As above, set up the hypothesis test for males, but whether UNM males are taller on average than males in the US population.

## You'll need to modify the statement below to correspond
## to the hypothesis you wish to test

# test males
t_summary_M <-
  t.test(
    dat_hand |> filter(Gender_M_F == "M") |> pull(Height_in)
  , mu = 0
  , alternative = "two.sided"
  )

t_summary_M

    One Sample t-test

data:  pull(filter(dat_hand, Gender_M_F == "M"), Height_in)
t = 314.4, df = 158, p-value < 2.2e-16
alternative hypothesis: true mean is not equal to 0
95 percent confidence interval:
 69.96618 70.85080
sample estimates:
mean of x 
 70.40849 
e_plot_ttest_pval(t_summary_M)

# assess model assumptions with bootstrap
e_plot_bs_one_samp_dist(
    dat = dat_hand |> filter(Gender_M_F == "M") |> pull(Height_in)
  )

Hypothesis test

  1. “”

    • $H_0: $ versus $H_A: $
  2. Let \(\alpha=0.05\), the significance level of the test and the Type-I error probability if the null hypothesis is true.

  3. $t_{s} = $.

  4. $p = $, this is the observed significance of the test.

  5. Because $p = $, …

  6. Model assumptions are “not violated”/“violated” and why?

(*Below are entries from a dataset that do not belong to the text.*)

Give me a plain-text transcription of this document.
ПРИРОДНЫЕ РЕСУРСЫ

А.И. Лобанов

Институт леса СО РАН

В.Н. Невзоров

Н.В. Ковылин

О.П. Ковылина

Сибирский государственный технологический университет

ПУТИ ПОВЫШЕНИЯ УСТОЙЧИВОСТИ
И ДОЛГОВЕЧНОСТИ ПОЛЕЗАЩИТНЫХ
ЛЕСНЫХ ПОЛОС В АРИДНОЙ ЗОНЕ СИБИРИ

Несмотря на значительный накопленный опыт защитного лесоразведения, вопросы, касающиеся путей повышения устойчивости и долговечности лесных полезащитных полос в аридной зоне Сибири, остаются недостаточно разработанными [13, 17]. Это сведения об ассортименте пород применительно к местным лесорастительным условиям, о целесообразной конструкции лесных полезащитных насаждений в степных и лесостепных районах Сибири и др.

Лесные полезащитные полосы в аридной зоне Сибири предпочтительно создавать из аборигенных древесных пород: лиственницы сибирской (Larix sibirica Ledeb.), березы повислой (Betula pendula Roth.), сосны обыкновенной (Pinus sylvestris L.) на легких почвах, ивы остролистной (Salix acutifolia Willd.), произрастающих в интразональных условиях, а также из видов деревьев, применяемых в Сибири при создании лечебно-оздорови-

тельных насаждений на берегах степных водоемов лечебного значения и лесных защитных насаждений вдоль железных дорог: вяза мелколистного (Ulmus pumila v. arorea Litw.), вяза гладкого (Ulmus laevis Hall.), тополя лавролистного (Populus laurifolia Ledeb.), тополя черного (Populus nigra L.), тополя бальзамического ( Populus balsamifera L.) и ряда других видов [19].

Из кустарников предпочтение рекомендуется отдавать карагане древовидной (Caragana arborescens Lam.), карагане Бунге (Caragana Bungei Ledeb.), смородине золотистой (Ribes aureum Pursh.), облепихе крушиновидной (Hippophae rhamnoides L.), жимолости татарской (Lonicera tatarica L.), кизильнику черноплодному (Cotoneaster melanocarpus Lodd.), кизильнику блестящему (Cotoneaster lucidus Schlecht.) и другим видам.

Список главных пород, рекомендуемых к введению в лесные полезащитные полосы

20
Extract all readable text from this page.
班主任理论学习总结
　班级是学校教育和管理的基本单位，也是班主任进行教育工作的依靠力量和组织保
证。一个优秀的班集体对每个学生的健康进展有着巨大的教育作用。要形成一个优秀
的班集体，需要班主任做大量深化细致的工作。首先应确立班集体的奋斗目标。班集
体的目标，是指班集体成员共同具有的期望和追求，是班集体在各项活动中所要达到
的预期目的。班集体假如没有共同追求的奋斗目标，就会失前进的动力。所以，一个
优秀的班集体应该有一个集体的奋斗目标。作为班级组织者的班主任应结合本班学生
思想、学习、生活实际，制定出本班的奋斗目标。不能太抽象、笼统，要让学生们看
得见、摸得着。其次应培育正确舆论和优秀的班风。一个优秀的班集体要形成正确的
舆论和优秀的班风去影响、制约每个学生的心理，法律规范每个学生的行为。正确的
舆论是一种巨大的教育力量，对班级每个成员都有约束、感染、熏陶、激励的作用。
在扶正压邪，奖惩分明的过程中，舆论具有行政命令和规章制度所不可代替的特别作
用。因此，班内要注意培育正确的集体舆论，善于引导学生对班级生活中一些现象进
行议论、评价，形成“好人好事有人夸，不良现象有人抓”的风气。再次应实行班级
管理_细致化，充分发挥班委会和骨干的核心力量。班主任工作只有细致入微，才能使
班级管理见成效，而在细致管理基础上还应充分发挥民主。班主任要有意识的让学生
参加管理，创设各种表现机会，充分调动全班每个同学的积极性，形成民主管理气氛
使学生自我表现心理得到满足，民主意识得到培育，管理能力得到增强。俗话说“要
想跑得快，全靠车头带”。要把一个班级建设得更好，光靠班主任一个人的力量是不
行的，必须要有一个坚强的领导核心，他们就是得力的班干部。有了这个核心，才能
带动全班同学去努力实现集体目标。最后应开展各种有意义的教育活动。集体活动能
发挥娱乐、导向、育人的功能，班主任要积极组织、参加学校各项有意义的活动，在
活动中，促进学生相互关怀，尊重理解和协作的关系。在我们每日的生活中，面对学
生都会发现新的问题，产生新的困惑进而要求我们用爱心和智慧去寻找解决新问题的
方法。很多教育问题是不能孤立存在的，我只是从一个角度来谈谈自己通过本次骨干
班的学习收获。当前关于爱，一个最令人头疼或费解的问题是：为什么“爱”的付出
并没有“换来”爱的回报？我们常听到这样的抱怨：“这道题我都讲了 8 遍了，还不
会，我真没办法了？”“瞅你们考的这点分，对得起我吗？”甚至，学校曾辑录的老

  7. Given your conclusion, state whether you could have made a Type-1 or Type-2 error and why it is one but not the other.


Length of gestation, confidence interval

Every year, the United States Department of Health and Human Services releases to the public a large dataset containing information on births recorded in the country. This dataset has been of interest to medical researchers who are studying the relation between habits and practices of expectant mothers and the birth of their children. In this exercise we work with a random sample of 1,000 cases from the dataset released in 2014. The length of pregnancy, measured in weeks, is commonly referred to as gestation. It is commonly reported that average length of human gestation is 280 days, or 40 weeks, from the first day of the woman’s last menstrual period. Test whether this data supports this claim.

library(openintro)
Loading required package: airports
Loading required package: cherryblossom
Loading required package: usdata
ggplot(births14, aes(x = weeks)) +
geom_histogram(binwidth = 1) +
labs(
  x = "Gestation (weeks)",
  y = "Count",
  title = "Random sample of 1,000 births"
)

t_summary_births <-
  t.test(
    births14$weeks
  , mu = 0
  , alternative = "two.sided"
  )

t_summary_births

    One Sample t-test

data:  births14$weeks
t = 476.7, df = 999, p-value < 2.2e-16
alternative hypothesis: true mean is not equal to 0
95 percent confidence interval:
 38.50683 38.82517
sample estimates:
mean of x 
   38.666 
e_plot_ttest_pval(t_summary_births)

# assess model assumptions with bootstrap
e_plot_bs_one_samp_dist(births14$weeks)

(5 p) Hypothesis test

  1. “”

    • $H_0: $ versus $H_A: $
  2. Let \(\alpha=0.05\), the significance level of the test and the Type-I error probability if the null hypothesis is true.

  3. $t_{s} = $.

  4. $p = $, this is the observed significance of the test.

  5. Because $p = $, …

  6. Given your conclusion, state whether you could have made a Type-1 or Type-2 error and why it is one but not the other.